Conjugué à la montée de l’EIPK, le retrait de forces américaines et alliées d’Afghanistan (de même que la promesse du président Trump de réduire encore plus ses effectifs) a considérablement changé la donne. Si, en raison de l’effacement progressif de la présence militaire des États‑Unis et des alliés, la Russie et la Chine héritent du fardeau de la lutte contre les forces djihadistes, la montée de l’EIPK a aidé à donner aux talibans l’image d’un groupe qui ne souhaite que des changements à l’échelle du pays et qui profiterait comme ses voisins de la débâcle de l’EIPK. Dans cette conjoncture, Moscou et Beijing seraient en mesure de maintenir un équilibre qui empêcherait une quelconque partie de prendre le contrôle en Afghanistan ou de s’en prendre à leurs intérêts.

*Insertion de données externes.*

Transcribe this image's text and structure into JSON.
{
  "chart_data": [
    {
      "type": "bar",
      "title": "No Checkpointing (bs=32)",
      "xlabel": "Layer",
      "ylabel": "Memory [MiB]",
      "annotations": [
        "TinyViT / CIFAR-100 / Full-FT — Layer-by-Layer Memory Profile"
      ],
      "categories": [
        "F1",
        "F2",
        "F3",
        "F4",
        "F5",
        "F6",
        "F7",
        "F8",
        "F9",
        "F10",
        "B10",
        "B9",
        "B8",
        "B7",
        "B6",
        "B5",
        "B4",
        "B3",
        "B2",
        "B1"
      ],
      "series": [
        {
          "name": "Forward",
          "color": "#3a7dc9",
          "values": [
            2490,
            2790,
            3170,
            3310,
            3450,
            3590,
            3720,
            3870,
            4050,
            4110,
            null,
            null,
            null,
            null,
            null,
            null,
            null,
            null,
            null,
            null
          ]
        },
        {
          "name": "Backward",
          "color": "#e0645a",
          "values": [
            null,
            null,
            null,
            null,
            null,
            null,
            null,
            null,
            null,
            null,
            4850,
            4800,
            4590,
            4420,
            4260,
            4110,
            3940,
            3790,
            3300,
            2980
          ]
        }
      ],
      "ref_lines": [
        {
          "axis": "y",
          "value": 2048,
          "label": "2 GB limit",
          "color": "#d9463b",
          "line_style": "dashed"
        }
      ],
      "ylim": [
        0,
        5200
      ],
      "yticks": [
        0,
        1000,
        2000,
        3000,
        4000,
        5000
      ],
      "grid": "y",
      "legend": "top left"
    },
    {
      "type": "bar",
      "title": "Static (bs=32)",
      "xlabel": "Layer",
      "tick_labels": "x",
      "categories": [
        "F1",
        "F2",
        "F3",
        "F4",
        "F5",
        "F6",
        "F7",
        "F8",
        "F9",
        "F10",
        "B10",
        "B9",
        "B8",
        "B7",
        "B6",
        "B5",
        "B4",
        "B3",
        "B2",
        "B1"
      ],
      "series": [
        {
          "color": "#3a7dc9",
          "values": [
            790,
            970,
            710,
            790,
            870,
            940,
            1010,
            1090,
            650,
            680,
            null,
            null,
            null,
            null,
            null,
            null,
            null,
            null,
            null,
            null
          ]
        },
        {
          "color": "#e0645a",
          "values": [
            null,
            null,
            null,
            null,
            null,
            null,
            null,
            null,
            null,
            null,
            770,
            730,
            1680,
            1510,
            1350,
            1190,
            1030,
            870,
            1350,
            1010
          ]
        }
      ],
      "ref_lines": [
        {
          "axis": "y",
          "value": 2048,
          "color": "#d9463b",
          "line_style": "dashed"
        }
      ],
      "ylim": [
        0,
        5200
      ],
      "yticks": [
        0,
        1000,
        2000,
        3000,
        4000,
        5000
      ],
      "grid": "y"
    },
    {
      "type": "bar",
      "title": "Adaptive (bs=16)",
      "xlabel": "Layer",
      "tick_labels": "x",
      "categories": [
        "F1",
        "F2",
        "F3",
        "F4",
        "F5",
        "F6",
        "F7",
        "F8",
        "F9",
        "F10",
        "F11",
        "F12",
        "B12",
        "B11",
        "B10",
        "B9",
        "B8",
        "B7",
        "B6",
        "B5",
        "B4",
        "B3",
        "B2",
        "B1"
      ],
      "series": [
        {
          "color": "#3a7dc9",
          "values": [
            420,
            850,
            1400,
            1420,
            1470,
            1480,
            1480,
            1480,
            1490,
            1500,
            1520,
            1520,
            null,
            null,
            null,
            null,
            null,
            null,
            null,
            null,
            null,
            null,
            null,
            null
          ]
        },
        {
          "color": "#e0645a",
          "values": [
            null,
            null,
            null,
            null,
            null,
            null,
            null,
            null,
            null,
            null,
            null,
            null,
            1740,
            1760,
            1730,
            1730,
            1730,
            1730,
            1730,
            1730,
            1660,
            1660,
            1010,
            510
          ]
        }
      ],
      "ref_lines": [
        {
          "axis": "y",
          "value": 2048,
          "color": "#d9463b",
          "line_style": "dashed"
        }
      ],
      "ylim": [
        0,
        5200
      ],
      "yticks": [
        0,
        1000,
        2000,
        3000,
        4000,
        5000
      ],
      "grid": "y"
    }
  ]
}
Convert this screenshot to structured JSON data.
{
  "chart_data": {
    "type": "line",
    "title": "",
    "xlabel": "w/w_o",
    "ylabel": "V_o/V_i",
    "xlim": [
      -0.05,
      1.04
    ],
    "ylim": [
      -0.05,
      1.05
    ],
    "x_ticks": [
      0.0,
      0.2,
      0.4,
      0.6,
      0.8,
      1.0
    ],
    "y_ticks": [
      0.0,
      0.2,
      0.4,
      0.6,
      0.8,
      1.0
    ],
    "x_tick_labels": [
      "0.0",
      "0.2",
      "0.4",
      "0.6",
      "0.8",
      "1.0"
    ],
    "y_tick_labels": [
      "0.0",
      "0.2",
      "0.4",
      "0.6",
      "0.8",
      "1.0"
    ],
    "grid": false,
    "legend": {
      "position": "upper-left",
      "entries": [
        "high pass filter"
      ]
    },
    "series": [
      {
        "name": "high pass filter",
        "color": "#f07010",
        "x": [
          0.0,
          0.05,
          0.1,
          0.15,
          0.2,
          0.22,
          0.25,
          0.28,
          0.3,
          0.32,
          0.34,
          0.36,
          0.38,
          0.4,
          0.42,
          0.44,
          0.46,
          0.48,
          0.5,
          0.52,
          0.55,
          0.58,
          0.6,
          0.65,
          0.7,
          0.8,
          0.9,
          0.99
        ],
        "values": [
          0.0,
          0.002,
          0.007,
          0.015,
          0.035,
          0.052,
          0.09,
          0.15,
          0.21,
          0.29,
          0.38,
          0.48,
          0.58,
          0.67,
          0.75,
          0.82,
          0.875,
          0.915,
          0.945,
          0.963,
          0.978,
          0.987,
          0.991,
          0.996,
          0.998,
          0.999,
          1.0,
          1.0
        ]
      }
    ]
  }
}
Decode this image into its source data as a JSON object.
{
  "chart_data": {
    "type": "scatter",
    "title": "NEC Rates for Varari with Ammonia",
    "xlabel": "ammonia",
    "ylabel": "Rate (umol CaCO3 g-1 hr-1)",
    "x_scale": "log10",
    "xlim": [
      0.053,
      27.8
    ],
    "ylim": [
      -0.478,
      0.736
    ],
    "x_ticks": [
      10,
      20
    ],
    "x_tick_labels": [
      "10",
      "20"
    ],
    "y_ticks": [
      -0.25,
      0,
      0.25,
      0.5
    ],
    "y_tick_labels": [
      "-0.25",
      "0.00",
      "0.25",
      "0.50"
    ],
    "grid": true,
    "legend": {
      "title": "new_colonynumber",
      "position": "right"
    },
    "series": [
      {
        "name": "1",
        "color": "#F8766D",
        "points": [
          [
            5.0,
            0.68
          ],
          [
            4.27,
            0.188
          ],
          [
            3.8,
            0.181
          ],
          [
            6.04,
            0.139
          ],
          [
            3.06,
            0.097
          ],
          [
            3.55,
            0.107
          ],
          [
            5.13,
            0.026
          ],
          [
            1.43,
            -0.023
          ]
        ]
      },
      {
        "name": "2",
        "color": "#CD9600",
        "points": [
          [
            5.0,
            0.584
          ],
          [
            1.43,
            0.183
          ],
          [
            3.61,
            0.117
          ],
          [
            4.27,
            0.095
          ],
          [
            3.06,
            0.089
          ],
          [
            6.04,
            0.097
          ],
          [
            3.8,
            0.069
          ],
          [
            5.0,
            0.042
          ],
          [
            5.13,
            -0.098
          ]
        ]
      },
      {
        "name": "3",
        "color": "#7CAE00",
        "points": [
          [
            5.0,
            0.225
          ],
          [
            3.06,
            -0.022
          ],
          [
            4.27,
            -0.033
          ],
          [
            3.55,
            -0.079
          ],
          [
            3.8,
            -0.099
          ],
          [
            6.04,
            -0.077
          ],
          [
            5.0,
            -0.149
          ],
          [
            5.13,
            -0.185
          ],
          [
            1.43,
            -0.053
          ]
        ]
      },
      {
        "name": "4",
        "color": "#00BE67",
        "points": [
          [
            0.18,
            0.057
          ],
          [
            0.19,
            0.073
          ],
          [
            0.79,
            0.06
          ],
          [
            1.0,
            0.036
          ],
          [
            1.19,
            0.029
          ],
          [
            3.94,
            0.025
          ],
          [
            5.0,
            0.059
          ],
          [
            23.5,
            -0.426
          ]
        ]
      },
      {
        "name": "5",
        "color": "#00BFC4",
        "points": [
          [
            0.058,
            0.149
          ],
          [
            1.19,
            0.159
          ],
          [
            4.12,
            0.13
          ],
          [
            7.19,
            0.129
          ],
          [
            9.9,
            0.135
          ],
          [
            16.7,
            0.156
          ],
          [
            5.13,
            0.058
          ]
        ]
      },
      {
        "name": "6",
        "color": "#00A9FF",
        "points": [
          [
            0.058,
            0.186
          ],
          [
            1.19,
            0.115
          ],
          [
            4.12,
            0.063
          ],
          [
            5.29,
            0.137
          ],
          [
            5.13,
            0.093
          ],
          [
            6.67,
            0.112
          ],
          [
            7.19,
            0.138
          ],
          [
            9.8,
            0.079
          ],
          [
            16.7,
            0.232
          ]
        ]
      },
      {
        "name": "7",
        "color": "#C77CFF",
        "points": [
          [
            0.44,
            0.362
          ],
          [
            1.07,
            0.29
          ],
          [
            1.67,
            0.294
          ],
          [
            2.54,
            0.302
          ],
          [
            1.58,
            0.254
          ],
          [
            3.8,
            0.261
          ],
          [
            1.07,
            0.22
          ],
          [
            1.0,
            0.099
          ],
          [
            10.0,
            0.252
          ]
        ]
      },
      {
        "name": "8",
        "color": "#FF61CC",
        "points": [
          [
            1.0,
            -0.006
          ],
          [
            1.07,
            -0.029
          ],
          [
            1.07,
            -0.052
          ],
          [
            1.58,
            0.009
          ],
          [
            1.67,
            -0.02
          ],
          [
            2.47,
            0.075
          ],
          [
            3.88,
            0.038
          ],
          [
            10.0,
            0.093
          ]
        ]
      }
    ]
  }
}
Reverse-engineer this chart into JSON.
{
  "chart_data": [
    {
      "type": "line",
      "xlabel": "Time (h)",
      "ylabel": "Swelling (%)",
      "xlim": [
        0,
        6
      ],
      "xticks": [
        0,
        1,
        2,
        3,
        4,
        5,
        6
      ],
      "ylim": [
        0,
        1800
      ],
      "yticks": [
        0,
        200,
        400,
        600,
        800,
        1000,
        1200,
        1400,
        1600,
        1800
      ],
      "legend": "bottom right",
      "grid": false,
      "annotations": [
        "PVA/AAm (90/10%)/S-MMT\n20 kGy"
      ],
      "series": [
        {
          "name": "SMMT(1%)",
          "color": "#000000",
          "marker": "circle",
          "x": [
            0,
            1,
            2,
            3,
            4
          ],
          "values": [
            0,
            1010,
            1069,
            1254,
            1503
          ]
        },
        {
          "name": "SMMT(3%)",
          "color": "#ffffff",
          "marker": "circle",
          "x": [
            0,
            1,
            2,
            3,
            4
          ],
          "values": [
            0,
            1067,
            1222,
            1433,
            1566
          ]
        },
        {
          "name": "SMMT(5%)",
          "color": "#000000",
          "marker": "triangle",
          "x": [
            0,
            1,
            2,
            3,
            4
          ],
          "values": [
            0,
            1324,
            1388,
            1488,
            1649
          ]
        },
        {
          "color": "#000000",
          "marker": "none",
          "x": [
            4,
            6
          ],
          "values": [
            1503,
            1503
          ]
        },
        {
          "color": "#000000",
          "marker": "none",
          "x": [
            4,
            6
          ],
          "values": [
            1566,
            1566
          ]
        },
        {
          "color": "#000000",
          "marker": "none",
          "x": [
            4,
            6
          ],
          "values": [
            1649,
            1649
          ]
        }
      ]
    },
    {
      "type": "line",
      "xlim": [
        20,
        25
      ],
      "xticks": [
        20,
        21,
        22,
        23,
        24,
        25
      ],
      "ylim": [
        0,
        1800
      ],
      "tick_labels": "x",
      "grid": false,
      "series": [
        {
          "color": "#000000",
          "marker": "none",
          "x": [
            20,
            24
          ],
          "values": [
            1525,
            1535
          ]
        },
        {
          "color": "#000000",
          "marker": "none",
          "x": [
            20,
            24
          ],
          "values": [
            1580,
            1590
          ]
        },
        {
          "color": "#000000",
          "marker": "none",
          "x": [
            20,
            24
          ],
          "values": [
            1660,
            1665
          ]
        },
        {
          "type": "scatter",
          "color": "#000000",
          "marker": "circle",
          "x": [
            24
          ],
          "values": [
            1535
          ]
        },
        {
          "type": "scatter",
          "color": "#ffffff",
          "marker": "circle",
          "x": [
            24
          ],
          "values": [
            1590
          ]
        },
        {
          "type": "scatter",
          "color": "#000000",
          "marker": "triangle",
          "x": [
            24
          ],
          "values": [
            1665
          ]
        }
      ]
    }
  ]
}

Mais la situation demeure précaire. La Russie et la Chine pourraient avoir à composer avec des problèmes plus graves si les États-Unis et les alliés devaient effectivement se retirer. En effet, les talibans pourraient s’emparer du pouvoir et renouer avec leurs ambitions internationalistes, ou alors c’est ce à quoi parviendrait l’EIPK si personne ne l’empêche de développer sa puissance. Beijing et Moscou auront à s’investir beaucoup plus s’ils souhaitent mettre leurs intérêts à l’abri des forces djihadistes. Les deux pays répartiront probablement ce fardeau de façon à ce que la Chine fournisse le soutien économique dont a besoin la Russie pour gérer la sécurité d’une manière quelconque. Établir les conditions d’une telle entente pourrait causer des frictions entre les deux pays, surtout si Moscou voit Beijing lui fournir une aide économique qui lui est défavorable en échange d’une tâche qui, à ses yeux, avantage les deux parties à l’entente.

Toutefois, selon la Russie, le pire ne point pas encore à l’horizon. D’ailleurs, Moscou et Beijing mettront tout en œuvre pour tuer le problème dans l’œuf. Même s’ils ne l’admettront pas publiquement, ils éviteront le pire et réduiront au minimum le prix à payer si les États-Unis et leurs alliés maintiennent une présence suffisante en Afghanistan pour que ni les talibans ni l’EIPK ne triomphent.